Hospitals and healthcare providers remain under cyber-attack, causing organizations to spend more to protect their systems and patient data. Healthcare has been at or near the top of the list for industries at greatest risk of cyber intrusions over the past two years. Many experts predict global healthcare cybersecurity spending will exceed $65 billion cumulatively over the next five years–from 2017 to 2021.

A survey called “Top of Mind for Top U.S. Health Systems 2018,” nine out of 10 leaders in healthcare indicated that they will increase the cyber security technology spend in the new year–a move which will allow them to stay ahead of new and evolving threats. In terms of cybersecurity spending, roughly half of respondents plan to invest in ways to better identify (54 percent), detect (50 percent) and protect against (50 percent) cyber threats. Less than 20 percent are focused on recover and respond technologies. Asked whether they would pay cybercriminals to recover encrypted files, 17 percent said yes, 17 percent were undecided, 22 percent didn’t know and 44 percent said no.
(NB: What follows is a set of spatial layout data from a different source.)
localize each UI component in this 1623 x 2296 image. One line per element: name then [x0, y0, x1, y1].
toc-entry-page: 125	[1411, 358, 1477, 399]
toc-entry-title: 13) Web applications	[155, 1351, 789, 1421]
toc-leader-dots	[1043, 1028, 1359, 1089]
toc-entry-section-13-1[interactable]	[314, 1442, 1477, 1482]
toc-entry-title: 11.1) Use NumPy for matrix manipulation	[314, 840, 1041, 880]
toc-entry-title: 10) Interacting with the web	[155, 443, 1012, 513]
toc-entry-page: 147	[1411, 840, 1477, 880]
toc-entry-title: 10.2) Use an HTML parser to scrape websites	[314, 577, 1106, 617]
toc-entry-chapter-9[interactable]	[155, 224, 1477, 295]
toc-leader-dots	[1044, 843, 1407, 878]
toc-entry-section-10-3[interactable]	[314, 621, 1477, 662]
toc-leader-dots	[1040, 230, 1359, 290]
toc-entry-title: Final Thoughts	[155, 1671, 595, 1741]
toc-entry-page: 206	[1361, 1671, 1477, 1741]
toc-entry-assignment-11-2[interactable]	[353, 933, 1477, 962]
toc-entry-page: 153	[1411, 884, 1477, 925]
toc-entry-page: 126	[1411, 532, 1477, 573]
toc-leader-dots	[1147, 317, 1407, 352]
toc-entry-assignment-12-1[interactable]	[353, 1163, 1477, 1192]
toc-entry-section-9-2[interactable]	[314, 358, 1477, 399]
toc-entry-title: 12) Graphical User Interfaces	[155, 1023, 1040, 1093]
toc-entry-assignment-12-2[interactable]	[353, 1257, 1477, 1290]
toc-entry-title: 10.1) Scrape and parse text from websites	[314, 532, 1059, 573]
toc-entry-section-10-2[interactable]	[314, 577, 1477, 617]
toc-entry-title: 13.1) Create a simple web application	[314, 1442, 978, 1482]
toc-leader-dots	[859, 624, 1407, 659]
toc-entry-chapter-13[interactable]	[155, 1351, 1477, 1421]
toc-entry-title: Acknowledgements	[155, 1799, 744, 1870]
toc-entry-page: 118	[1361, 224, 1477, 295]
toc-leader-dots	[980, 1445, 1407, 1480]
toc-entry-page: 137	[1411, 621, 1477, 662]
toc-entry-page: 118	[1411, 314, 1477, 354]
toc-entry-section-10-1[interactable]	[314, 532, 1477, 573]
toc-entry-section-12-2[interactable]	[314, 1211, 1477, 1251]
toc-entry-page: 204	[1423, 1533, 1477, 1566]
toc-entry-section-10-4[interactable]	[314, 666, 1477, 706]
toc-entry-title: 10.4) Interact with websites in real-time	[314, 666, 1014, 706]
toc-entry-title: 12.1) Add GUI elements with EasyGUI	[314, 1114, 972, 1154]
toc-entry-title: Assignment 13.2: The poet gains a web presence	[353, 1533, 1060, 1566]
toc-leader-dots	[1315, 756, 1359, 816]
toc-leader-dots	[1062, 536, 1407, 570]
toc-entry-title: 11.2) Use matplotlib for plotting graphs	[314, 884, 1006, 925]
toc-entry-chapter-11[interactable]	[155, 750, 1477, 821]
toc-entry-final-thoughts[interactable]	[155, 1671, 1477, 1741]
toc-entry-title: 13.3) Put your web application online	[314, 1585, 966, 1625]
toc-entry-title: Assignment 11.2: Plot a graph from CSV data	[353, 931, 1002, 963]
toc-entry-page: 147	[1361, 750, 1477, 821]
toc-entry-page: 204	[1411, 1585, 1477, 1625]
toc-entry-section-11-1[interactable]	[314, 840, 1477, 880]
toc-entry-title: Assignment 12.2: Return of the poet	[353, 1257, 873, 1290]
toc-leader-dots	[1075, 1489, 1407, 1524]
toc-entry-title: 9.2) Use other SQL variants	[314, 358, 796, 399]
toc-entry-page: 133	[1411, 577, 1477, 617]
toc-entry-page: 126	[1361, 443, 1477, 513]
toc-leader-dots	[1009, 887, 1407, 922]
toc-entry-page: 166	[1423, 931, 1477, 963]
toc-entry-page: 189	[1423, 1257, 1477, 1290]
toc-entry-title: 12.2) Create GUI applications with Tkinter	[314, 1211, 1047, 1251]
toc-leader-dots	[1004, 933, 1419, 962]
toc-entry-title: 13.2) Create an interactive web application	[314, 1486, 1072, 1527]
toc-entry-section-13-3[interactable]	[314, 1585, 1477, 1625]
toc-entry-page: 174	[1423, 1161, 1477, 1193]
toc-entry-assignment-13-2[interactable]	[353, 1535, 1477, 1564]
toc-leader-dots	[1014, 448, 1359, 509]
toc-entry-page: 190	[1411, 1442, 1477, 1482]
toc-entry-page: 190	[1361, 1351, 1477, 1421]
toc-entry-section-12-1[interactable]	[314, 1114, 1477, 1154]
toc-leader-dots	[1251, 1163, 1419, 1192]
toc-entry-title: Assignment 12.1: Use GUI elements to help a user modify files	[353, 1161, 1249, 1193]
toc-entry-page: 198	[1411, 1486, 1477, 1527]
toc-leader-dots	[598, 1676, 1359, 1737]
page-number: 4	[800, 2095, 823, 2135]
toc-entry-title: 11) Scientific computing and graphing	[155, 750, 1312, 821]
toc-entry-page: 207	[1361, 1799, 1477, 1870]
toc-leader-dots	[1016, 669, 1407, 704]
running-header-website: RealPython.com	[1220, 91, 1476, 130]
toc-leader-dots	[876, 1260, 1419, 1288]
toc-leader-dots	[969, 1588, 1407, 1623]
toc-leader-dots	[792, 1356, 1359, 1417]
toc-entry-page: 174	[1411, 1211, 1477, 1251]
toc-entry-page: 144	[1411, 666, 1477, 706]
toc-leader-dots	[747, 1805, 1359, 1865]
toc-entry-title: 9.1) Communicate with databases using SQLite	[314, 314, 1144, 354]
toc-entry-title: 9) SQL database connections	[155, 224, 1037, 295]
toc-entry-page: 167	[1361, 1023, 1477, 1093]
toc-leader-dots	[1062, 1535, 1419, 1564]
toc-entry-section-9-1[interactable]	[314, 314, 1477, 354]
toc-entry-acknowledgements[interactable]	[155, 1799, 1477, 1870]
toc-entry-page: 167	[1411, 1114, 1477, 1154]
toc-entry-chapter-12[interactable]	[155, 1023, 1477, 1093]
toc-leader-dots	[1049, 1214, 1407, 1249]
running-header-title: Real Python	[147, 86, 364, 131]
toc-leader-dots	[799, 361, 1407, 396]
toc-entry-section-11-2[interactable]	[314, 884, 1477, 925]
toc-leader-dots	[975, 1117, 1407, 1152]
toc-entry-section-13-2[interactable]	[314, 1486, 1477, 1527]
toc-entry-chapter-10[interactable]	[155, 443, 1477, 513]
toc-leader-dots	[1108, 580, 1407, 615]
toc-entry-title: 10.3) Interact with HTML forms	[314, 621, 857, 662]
Healthcare Cybersecurity Trends

  • Ransomware: Ransomware was the top cybersecurity trend, affecting 78 percent of providers according to a HIMSS survey. In 2016, we saw a 250 percent growth in ransomware attacks.
  • Breaches Get Worse: the fact that healthcare IT and information security is behind other industries and is struggling to keep up is only going to keep healthcare in the crosshairs for the foreseeable future. Couple this with the fact that healthcare information (ePHI) is far more valuable on the black market than other data and there is a perfect storm leading to increased major healthcare breaches.
  • More Mobile Treats: Healthcare organizations have the disadvantage of being behind most other verticals as security and maturity of their security programs are concerned. It is critical to address and mitigate the mobile threat or healthcare might see even more incidents than predicted.
  • Connected Devices: The complexity and range of devices (IoT) healthcare organizations deploy are staggering. The security on the majority of these devices is at best outdated and, in far too many cases, altogether non-existent. In 2018, healthcare must resolve to tackle the connected device issue.
  • Preparation: Most organizations lack a comprehensive incident response plan or lack proper testing and review on plans that do exist. Being is the only way to protect your organization, patients, and others, from the losses that incidents cause.